Book Bulletin
Bocas Book Bulletin: February 2022
A monthly roundup of Caribbean literary news, curated by the NGC Bocas Lit Fest and published in the Sunday Express.
New Releases
Hurricane Watch: New and Collected Poems (Carcanet Press), a new volume by Jamaican Poet Laureate Olive Senior, brings together the contents of her four previous books of poems with new work, including a sequence written during and about the COVID-19 pandemic. Whether Senior writes of Caribbean landscapes, flora and fauna, domestic observations, or historical meditations, questions of justice and community are never far from her concerns.
One Day, One Day, Congotay (Peepal Tree Press), the long-awaited third novel by Merle Hodge, is set in the pre-Independence period in Cayeri, a fictional Caribbean island inspired by Trinidad. It follows the life, aspirations, and struggles of Gwynneth Cuffie, a schoolteacher and community leader, navigating her way through class and ethnic tensions towards “another vision of family that has little to do with biology, and everything to do with love.”
A Scream in the Shadows (Papillote Press), a new crime novel by St. Lucian writer Mac Donald Dixon, uses the conventions of the detective novel to explore questions of contemporary violence and corruption in a small Caribbean island.

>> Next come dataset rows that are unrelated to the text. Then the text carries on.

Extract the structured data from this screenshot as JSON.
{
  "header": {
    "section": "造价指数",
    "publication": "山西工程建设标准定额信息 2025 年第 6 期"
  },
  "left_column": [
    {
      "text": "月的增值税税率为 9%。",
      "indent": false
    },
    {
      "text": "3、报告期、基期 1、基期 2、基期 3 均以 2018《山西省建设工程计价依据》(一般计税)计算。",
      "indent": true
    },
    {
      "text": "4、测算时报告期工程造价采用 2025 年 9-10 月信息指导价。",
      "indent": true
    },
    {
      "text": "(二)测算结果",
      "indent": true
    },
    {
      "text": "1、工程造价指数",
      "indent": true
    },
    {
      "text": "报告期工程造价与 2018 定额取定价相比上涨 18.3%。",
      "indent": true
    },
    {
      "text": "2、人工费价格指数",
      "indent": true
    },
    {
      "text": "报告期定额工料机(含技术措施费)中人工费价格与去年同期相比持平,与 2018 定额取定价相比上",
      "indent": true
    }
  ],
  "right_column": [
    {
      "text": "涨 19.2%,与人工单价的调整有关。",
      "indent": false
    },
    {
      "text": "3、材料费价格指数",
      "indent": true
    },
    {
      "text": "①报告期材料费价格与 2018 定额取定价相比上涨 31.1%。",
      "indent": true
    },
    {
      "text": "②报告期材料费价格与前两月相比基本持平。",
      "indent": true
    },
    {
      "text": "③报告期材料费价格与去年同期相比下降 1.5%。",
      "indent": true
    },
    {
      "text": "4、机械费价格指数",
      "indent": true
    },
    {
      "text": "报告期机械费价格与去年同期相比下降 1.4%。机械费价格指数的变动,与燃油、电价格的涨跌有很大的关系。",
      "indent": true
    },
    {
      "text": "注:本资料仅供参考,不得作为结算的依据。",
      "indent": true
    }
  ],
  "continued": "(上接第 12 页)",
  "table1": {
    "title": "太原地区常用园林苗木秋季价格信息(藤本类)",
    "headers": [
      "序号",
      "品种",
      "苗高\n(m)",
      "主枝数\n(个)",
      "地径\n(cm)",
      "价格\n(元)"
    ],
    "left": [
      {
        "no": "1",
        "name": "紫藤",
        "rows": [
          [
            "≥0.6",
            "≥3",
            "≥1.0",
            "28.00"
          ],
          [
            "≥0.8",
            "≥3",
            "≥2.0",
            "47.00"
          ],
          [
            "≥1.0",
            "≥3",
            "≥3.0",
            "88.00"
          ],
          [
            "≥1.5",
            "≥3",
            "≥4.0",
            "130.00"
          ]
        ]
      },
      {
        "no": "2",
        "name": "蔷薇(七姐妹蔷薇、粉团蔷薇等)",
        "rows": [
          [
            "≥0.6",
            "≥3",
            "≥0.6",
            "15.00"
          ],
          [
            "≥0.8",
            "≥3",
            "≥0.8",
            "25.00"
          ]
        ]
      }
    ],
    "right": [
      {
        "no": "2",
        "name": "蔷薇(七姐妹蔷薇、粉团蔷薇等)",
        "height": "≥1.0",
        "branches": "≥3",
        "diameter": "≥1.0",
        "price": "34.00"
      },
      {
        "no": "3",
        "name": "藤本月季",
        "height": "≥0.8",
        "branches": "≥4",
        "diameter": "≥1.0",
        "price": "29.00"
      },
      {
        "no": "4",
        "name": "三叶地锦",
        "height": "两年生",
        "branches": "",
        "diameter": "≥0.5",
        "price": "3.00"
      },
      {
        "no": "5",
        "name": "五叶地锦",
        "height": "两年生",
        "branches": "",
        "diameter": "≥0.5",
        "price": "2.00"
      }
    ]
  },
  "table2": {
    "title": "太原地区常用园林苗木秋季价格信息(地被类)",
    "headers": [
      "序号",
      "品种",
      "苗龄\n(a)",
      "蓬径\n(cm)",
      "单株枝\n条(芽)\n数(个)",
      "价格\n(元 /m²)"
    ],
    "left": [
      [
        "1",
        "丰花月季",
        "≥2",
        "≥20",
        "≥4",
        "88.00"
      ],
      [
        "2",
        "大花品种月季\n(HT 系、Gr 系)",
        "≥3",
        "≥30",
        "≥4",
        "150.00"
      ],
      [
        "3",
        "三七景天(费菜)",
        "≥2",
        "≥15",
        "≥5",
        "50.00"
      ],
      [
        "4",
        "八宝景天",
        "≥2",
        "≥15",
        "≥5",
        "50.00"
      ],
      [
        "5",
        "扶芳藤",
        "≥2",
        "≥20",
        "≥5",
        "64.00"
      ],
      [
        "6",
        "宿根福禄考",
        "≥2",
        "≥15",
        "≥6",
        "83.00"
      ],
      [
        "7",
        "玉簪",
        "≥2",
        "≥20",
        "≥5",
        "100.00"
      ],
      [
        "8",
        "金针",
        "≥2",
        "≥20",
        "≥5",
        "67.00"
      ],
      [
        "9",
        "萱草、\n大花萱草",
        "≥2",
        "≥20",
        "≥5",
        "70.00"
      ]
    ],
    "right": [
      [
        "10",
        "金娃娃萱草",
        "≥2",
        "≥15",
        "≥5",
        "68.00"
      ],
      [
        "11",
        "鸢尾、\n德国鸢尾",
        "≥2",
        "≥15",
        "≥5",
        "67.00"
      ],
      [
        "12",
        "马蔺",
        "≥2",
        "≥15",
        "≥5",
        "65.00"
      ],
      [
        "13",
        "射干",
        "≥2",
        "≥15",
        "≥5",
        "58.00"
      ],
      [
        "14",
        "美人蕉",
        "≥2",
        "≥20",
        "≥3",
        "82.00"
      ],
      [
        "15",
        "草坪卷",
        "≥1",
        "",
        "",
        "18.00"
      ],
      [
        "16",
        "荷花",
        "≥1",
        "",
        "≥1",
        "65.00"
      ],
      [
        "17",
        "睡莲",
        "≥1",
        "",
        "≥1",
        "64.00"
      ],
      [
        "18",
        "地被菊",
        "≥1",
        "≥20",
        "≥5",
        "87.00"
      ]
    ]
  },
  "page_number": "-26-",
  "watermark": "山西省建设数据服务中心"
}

After a young girl is murdered in a rural village, her stepfather is arrested for the crime and held without trial — until his son joins the police force in an attempt to clear his name.
Velorio (HarperVia), the debut novel by Xavier Navarro Aquino, is set in Puerto Rico in the aftermath of Hurricane Maria. Camila, mourning the death of her sister, carries her body as she searches for a utopian community founded by the cult leader Urayoán. Memoria promises peace and justice, but when troubled human emotions and motives flare up, its members must confront their ideas about power, loyalty, and the meaning of home.
Haitian Revolutionary Fictions: An Anthology (University of Virginia Press), edited by Marlene L Daut, Grégory Pierrot, and Marion C. Rohrleitner, is a groundbreaking collection of 18th- and 19th-century fiction, poetry, and drama inspired by the Haitian Revolution. Two hundred excerpts, from texts originally written in multiple languages, show how generations of writers tackled the themes and characters of one of the defining events of modern history. Celebrated authors like Alexandre Dumas and William Wordsworth mingle with less famous contemporaries from Europe, North and South America, and Haiti itself.
Awards & Prizes
Awards and prizes
The poetry collection Cutlish by Guyanese-American writer Rajiv Mohabir has been named a finalist for the 2021 National Book Critics Circle Awards. Presented annually by the US National Book Critics Circle, whose members include reviewers and literary journalists, the awards are open to books published in the United States during the past calendar year. Winners will be announced on 17 March.
Mohabir also appears on the list of finalists for the 2022 PEN Open Book Award, this time for his book Antiman: A Hybrid Memoir. Coming with a cash prize of US$10,000, the award is for “an author of colour who has, prior to the book’s publication, not received wide media attention.” Another annual award administered by PEN America, the 2021 PEN/E.O. Wilson Literary Science Writing Award, has named as a finalist The Disordered Cosmos: A Journey into Dark Matter, Spacetime, and Dreams Deferred, by Chanda Prescod Weinstein, a particle physicist of part Barbadian parentage. The winners of the PEN awards will be announced on 28 February.
The 2022 Queen Mary Wasafiri New Writing Prize, awarded annually by UK-based magazine Wasafiri, has opened for entries, with a deadline of 30 June, 2022. International in scope, the prize is open to writers who have not yet published a full-length book, and writers may enter in three genre categories: fiction, life writing, and poetry. The 2022 prize judges are chaired by Marina Salandy-Brown, former festival director and current president of the Bocas Lit Fest.
Caribbean Bestsellers
Independent bookshop Paper Based (paperbased.org) shares its top-selling Caribbean titles for the past month:
- The Mermaid of Black Conch, by Monique Roffey
- Pleasantview, by Celeste Mohammed
- Fortune, by Amanda Smyth
- Within the Law: Memoirs of a Caribbean Jurist, by Michael de la Bastide
- Where There Are Monsters, by Breanne McIvor
Other News
The NGC Bocas Lit Fest has announced that its 2022 festival will run from 28 April to 1 May. As usual, programme highlights will include the announcement ceremony for the 2022 OCM Bocas Prize for Caribbean Literature, sponsored by One Caribbean Media. Full details of the festival programme will be announced in March.
Meanwhile, the organisers of Jamaica’s Calabash International Literary Festival have announced that their 2022 festival, carded for May — and previously postponed from 2020, due to the COVID-19 pandemic — has been called off. No information is yet available about whether the event, long considered the main fixture in Jamaica’s literary calendar, will be rescheduled.